Für den Ausspruch der Entlassung war im Ausgangsfall vor allem der Umstand ausschlaggebend, dass Hannes Z. seine Arbeitsunfähigkeit wegen Krankheit nicht bekanntgab und so bei der A. GmbH den Anschein erweckte, dass er pflichtwidrig den Dienst nicht angetreten habe.
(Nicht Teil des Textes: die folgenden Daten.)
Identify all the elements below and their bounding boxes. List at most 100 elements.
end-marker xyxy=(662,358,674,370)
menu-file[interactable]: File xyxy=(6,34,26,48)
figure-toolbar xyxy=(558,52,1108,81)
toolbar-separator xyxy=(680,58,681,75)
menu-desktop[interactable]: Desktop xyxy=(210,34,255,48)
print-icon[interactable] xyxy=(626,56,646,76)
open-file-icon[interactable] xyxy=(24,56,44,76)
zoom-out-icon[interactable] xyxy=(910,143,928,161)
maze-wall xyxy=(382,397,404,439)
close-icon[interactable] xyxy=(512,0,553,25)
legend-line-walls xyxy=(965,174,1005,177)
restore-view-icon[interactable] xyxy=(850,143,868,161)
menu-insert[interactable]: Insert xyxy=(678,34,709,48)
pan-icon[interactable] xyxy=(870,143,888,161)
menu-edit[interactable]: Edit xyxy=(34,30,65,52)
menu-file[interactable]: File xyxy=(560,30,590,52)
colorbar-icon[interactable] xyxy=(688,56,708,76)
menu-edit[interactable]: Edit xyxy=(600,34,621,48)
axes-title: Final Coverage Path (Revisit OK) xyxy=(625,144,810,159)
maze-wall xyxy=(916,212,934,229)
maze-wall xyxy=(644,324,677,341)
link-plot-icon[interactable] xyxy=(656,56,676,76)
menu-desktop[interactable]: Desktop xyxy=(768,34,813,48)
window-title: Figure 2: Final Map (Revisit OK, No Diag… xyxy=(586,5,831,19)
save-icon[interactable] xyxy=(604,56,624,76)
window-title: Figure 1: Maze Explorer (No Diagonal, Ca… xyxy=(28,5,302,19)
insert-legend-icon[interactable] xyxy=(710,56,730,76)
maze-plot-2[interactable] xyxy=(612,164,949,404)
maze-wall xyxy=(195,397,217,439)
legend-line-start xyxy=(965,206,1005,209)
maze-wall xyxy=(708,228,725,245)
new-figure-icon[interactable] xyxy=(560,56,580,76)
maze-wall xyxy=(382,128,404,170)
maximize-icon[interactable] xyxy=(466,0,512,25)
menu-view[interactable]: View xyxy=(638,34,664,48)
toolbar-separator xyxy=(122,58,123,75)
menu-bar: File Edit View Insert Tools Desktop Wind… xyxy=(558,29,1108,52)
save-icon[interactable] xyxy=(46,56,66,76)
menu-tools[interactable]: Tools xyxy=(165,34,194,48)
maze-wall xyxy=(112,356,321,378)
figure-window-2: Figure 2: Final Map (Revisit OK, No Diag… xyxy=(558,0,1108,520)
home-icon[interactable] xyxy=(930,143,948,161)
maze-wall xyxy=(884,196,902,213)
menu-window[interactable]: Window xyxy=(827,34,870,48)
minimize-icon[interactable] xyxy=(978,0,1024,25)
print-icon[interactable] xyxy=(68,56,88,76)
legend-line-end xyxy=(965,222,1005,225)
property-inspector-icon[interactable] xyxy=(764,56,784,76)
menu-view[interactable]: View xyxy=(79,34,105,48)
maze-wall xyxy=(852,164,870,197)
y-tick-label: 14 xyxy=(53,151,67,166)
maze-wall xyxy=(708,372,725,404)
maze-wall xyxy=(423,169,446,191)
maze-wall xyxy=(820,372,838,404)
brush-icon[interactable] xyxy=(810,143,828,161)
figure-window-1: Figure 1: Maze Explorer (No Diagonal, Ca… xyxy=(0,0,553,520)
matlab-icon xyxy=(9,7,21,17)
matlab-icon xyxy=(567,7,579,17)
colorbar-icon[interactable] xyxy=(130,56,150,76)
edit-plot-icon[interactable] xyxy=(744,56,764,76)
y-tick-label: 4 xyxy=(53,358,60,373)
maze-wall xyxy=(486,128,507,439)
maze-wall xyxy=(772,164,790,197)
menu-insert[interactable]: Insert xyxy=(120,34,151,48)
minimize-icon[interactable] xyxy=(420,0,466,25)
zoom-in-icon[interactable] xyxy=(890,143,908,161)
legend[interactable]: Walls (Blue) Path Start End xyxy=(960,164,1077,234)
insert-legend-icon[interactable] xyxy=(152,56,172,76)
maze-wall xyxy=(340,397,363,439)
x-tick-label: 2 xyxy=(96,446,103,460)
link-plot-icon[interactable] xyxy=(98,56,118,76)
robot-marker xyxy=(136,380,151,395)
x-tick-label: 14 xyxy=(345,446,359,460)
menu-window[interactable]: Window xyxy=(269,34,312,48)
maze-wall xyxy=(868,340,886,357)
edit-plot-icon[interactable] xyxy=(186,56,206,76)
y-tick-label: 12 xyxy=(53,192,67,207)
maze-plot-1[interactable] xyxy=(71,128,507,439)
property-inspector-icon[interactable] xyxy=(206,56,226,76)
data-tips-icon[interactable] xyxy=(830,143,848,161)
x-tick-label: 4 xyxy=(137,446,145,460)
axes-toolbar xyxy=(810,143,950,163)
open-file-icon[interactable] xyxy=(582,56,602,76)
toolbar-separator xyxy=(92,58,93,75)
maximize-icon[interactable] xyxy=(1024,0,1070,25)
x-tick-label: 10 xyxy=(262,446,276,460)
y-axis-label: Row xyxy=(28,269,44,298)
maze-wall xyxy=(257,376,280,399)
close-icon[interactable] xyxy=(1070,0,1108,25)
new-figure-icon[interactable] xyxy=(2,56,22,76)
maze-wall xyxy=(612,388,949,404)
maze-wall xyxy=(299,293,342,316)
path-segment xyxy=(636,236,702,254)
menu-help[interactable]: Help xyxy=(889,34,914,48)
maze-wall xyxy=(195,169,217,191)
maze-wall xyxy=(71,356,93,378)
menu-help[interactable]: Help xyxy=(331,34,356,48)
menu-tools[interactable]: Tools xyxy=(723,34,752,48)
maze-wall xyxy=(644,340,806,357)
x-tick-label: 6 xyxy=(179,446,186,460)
Hätte Hannes Z. sich bei seinem Arbeitgeber gemeldet und eine Krankenstandsbestätigung vorgelegt, so hätte sein Arbeitgeber die Entlassung nicht ausgesprochen.
Das Verhalten von Hannes Z. war daher ursächlich für die Entscheidung seines Arbeitgebers, das Dienstverhältnis umgehend beenden zu wollen. Der Mitverschuldenseinwand des Arbeitgebers ist somit berechtigt. In einem Verfahren könnte Hannes Z. daher damit konfrontiert sein, dass abhängig vom angenommenen Ausmaß des Mitverschuldens die von ihm geltend gemachten beendigungsabhängigen Ansprüche nur zu einem Teil zugesprochen werden.
Philip Neubauer ist seit 2013 Rechtsanwalt bei der Fellner Wratzfeld & Partner Rechtsanwälte GmbH (fwp) mit Spezialisierung unter anderem in den Bereichen Arbeitsrecht und Prozessführung und ist Autor zahlreicher Publikationen.